Dari beberapa pendapat di atas, dapat disimpulkan bahwa orang-orang Syiah pada awalnya ialah orang-orang yang mencintai nabi Saw. dan keturunannya. Bahkan mereka berlomba-lomba untuk memuliakan ahlul bait yang termotivasi dari penjelasan Rasulullah Saw. sendiri terkait beberapa tafsir ayat seperti surah al-Bayyinah. Dengan kata lain, cikal bakal Syiah dalam arti orang-orang yang mencintai ahlul bait telah ada sejak Rasulullah Saw. hidup. Kemudian golongan Syiah ini mengalami perluasan makna pada pemilihan khalifah di Tsaqifah bani Saidah. Mereka mengusulkan nama Ali bin Abi Thalib sebagai pengganti Rasulullah Saw. Fakta ini kemudian muncul kembali pada perang Siffin yang menghasilkan arbitrase di antara kedua belah pihak. Nah, pada saat inilah kelompok Syiah mendukung Ali secara terang-terangan, bukan sekadar mengagumi seperti sebelumnya. Paham seperti ini yang muncul hingga sekarang sebagai sebuah madzhab dan teologi dalam Islam.[12]

Editor: Aham


[1] Ahmad Atabik, Melacak Historitas Syi’ah (Asal Usul, Perkembangan dan Aliran-alirannya). Jurnal Al-Firkah vol 3 (2015), 330.

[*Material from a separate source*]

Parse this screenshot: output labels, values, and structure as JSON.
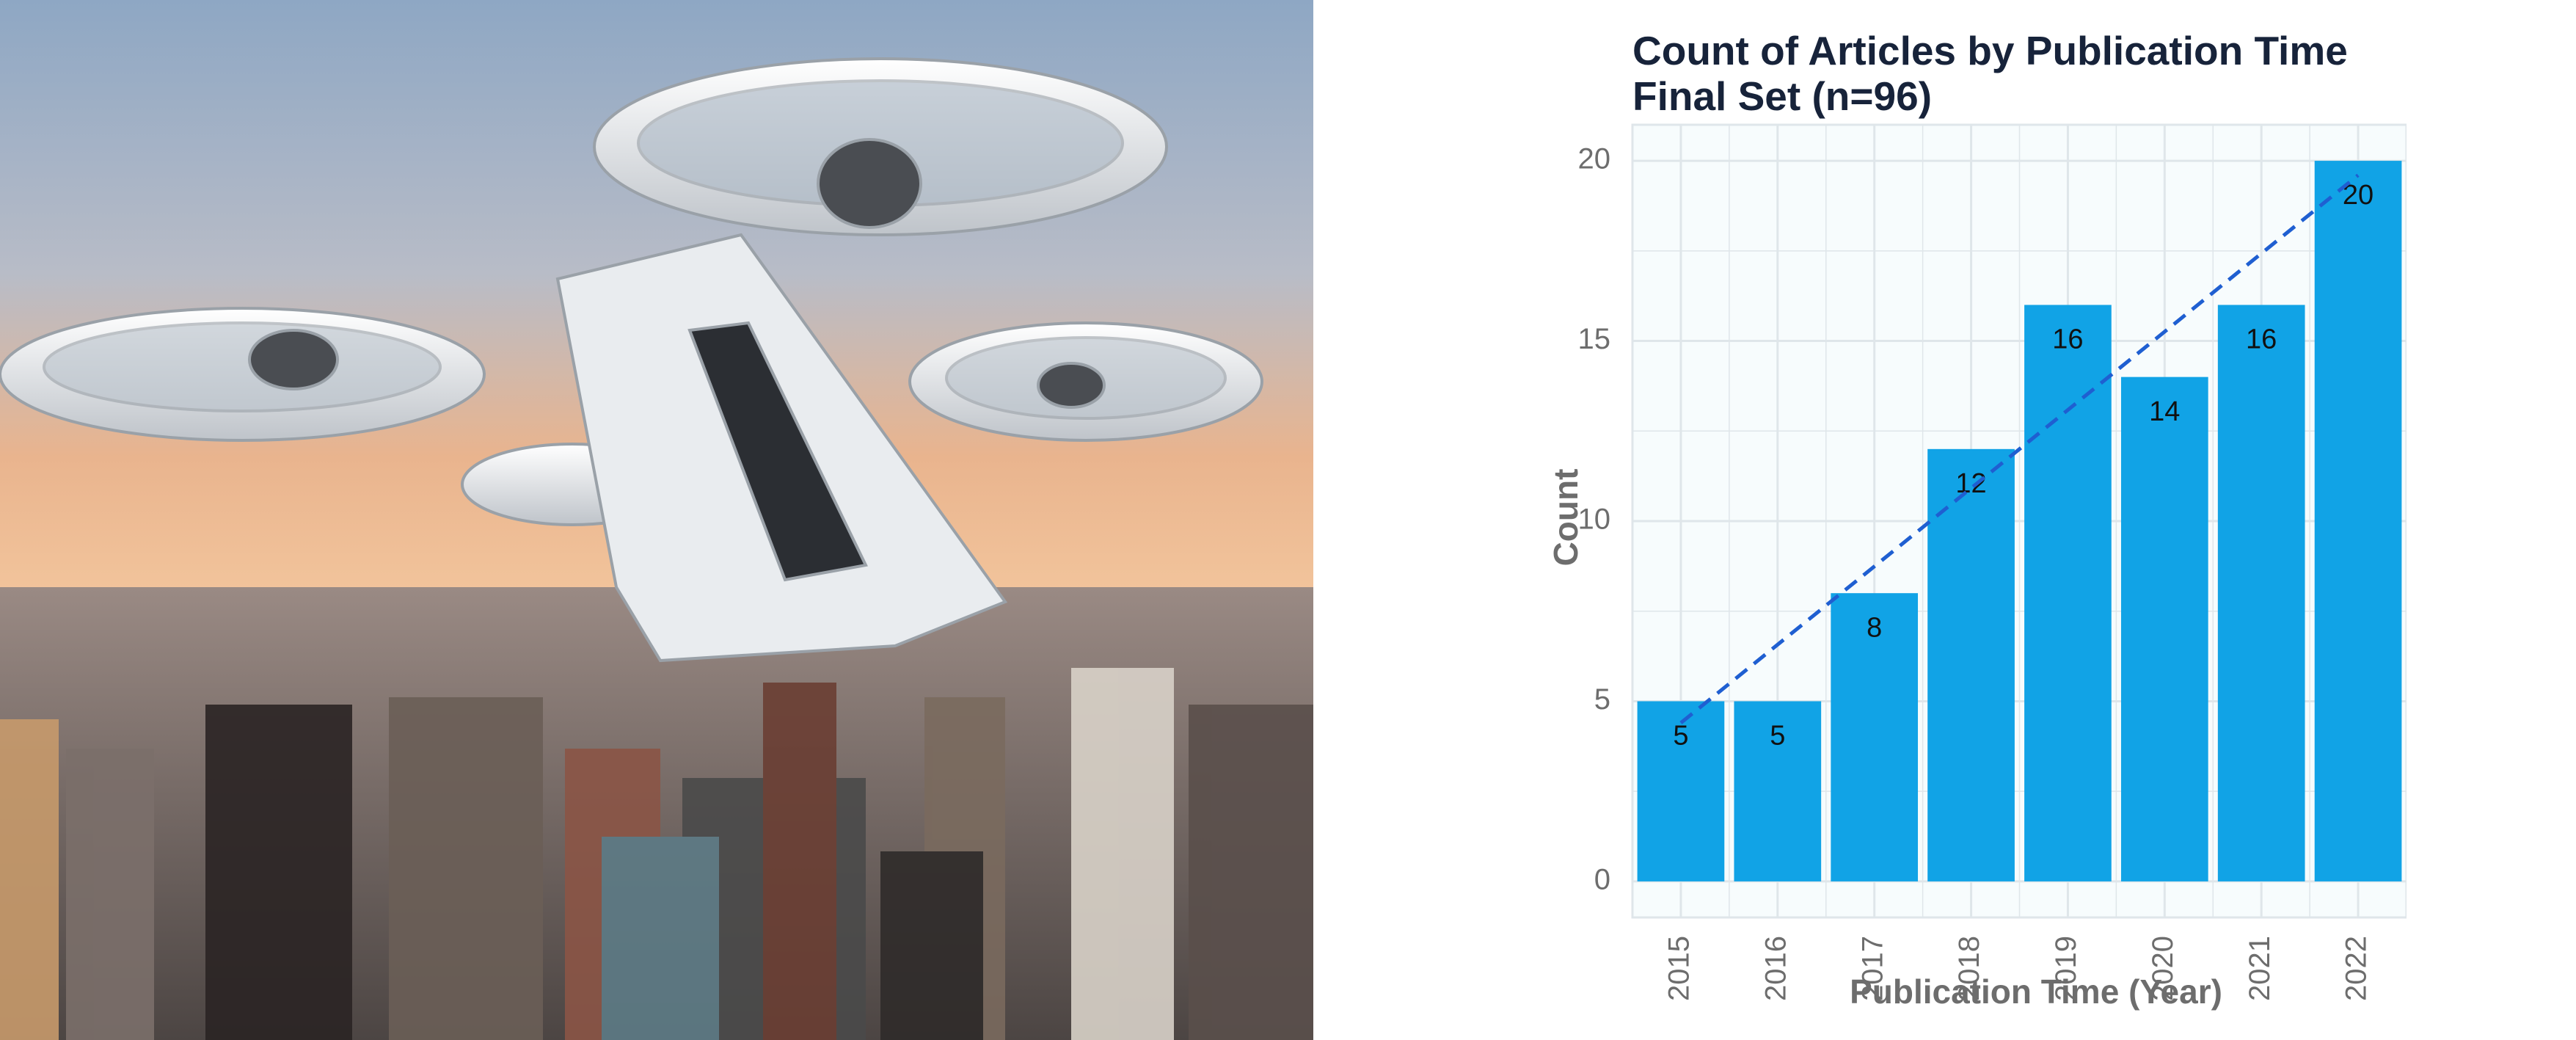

[2] Oki Setiana Dewi, Syiah: Dari Kemunculan Hingga Perkembangan di Indonesia. Jurnal Studi al-Qur’an vol. 12 (2016) 220.

[3] Izzuddin Washil, Hadis Gadir Khum dalam Pandangan Syiah dan Sunnah. Al-Dzikra Vol 12, no. 1, Juni, 2018, 52-53.

[4] Ahmad bin Hanbal, Musnad Imam Ahmad bin Hanbal, (Beirut: Muassisah al-Risalah, Cet 1, 2001), juz 2, 71.

[5] Al-Maidah, 67.

[6] Izzuddin Washil, Hadis Gadir Khum dalam Pandangan Syiah dan Sunnah. Al-Dzikra Vol 12, no. 1, Juni, 2018, 56.

[7] Abu Zahrah, Tarikh al-Madzahib al-Islamiyah fi al-Siyasah wa al-Aqaid. (Kairo: Dar al-Fikr, t.t), 30.

[8] Ahmad Atabik, Melacak Historitas Syi’ah (Asal Usul, Perkembangan dan Aliran-alirannya). Al-Firkah vol 3 (2015), 332.

[9] Ahmad Atabik, Melacak Historitas Syi’ah (Asal Usul, Perkembangan dan Aliran-alirannya). Al-Firkah vol 3 (2015), 332

[10] Tim Penulis Pusat, Mengenal dan Mewaspadai Penyimpangan Syi’ah di Indonesia. (Depok: Gema Insani, 2013), 18

[11] Ibid, 19

[12] Oki Setiana Dewi, Syiah: Dari Kemunculan Hingga Perkembangan di Indonesia. Jurnal Studi al-Qur’an vol. 12 (2016) 222.